Which of the following findings would be compatible with a diagnosis of smoldering myeloma?

  1. 70% plasma cells in bone marrow
  2. Free light chain ratio is 0.01
  3. IgG lambda M protein in serum of 3.5 g/dL
  4. 1 osteolytic lesion on skeletal radiography
  5. Serum calcium of 11.2 mg/dL
Board review style answer #1
C. IgG lambda M protein in serum of 3.5 g/dL. In smoldering myeloma, end stage organ damage should be absent (no CRAB features), so the elevated serum calcium excludes answer E and the osteolytic lesion excludes option D. Plasma cells in excess of 60% or light chain ratio (involved to uninvolved) of ≥ 100 would qualify as active plasma cell myeloma excluding answers A and B. In the diagnosis of smoldering myeloma the patient may have M protein in serum (IgG or IgA) at ≥ 3 g/dL or Bence Jones protein ≥ 500 mg/24 h urine or 10 - 59% clonal plasma cells in bone marrow.

Comment Here

Reference: Plasma cell myeloma (multiple myeloma)
Board review style question #2

Clonal plasma cells in the setting of multiple myeloma are typically negative for CD19. What cytogenetic abnormality is typically associated with CD19 or CD20 positive plasma cells in the setting of a plasma cell neoplasm?

  1. Deletion 13
  2. Hypodiploidy
  3. t(4:14)
  4. t(11;14)
  5. t(14:16)
Board review style answer #2
D. t(11:14). The presence of CD19 positive clonal plasma cells may favor the presence of a small B cell lymphoma with plasmacytic differentiation as opposed to a plasma cell neoplasm in many cases.
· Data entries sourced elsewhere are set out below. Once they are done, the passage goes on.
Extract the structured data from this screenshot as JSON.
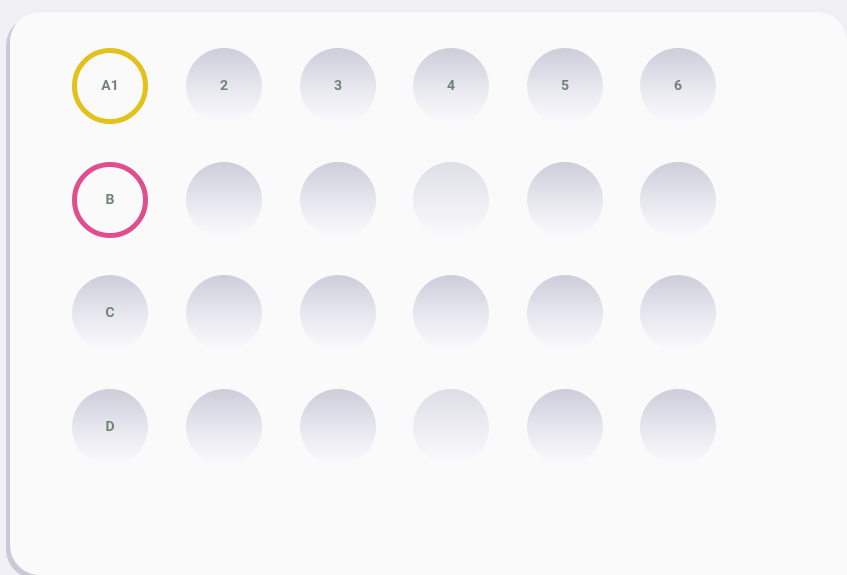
{
  "plate": {
    "column_labels": [
      "A1",
      "2",
      "3",
      "4",
      "5",
      "6"
    ],
    "row_labels": [
      "B",
      "C",
      "D"
    ]
  }
}
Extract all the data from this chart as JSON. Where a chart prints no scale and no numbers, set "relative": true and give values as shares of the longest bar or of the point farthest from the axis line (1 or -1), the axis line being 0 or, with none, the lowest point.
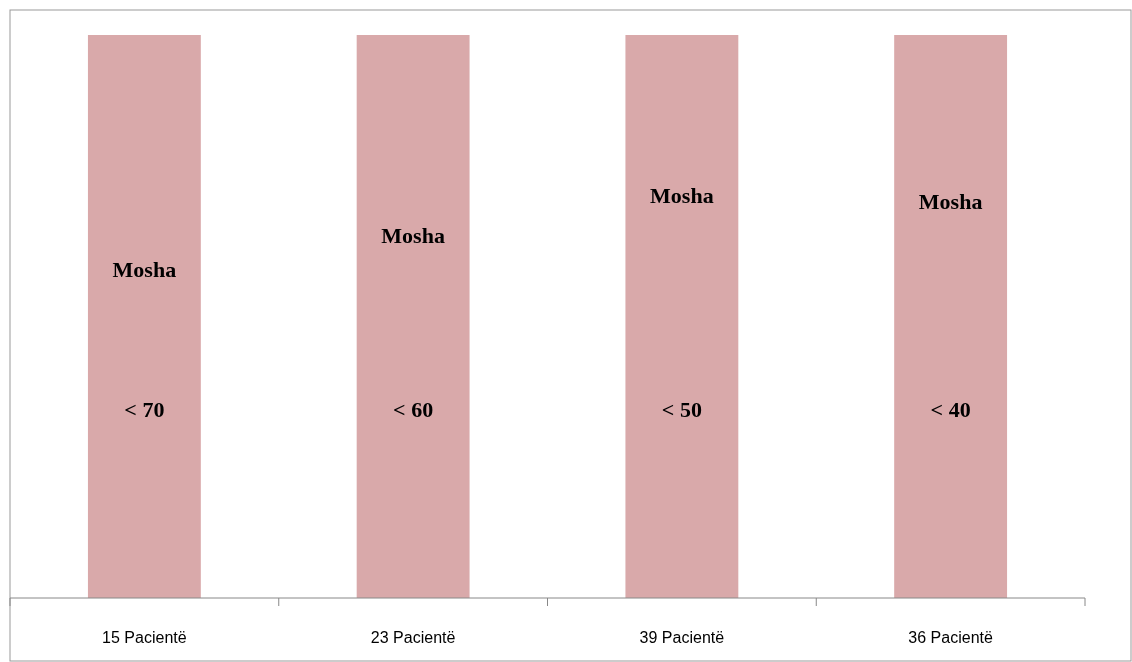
{
  "chart_data": {
    "type": "bar",
    "relative": true,
    "categories": [
      "15 Pacientë",
      "23 Pacientë",
      "39 Pacientë",
      "36 Pacientë"
    ],
    "values": [
      1,
      1,
      1,
      1
    ],
    "color": "#d9a9aa",
    "annotations": [
      "Mosha",
      "< 70",
      "Mosha",
      "< 60",
      "Mosha",
      "< 50",
      "Mosha",
      "< 40"
    ]
  }
}
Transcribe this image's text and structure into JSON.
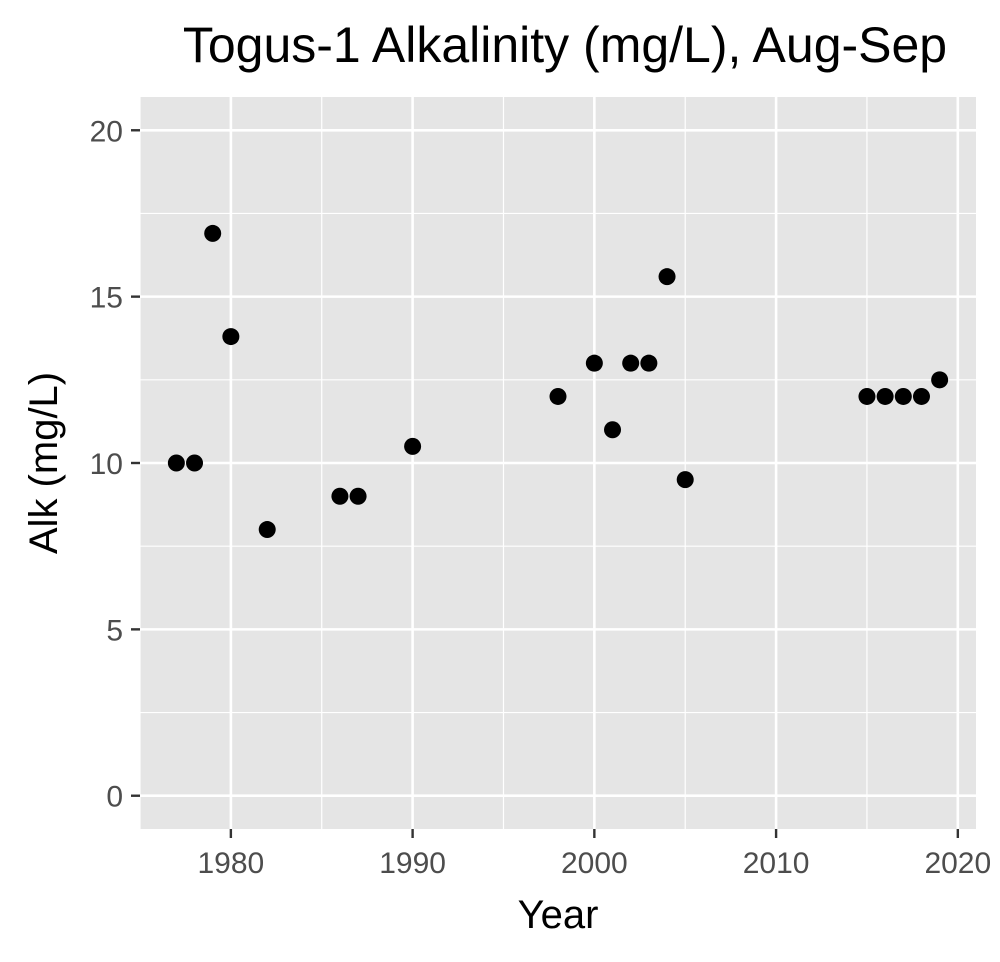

These entities are important to differentiate as the treatments are generally distinct. However, in the setting of a t(11;14) translocation, the plasma cells are cyclin D1+, typically retain CD19 expression and may express additional B cell markers including CD20. This can create potential diagnostic pitfalls (Leuk Res 2013;37:1251).

Comment Here

Reference: Plasma cell myeloma (multiple myeloma)
Board review style question #3


Which of the following findings would most strongly favor the presence of a neoplastic plasma cell process rather than a reactive plasma cell proliferation?

  1. Interstitial plasma cells comprising 10% of cellularity
  2. Plasma cells with prominent clock face chromatin
  3. Russell bodies
  4. Scattered immature plasma cells
  5. Scattered Mott cells with grape-like inclusions
Board review style answer #3
D. Scattered immature plasma cells are more specific to a neoplastic process compared to binucleation, Russell bodies or mild plasmacytosis.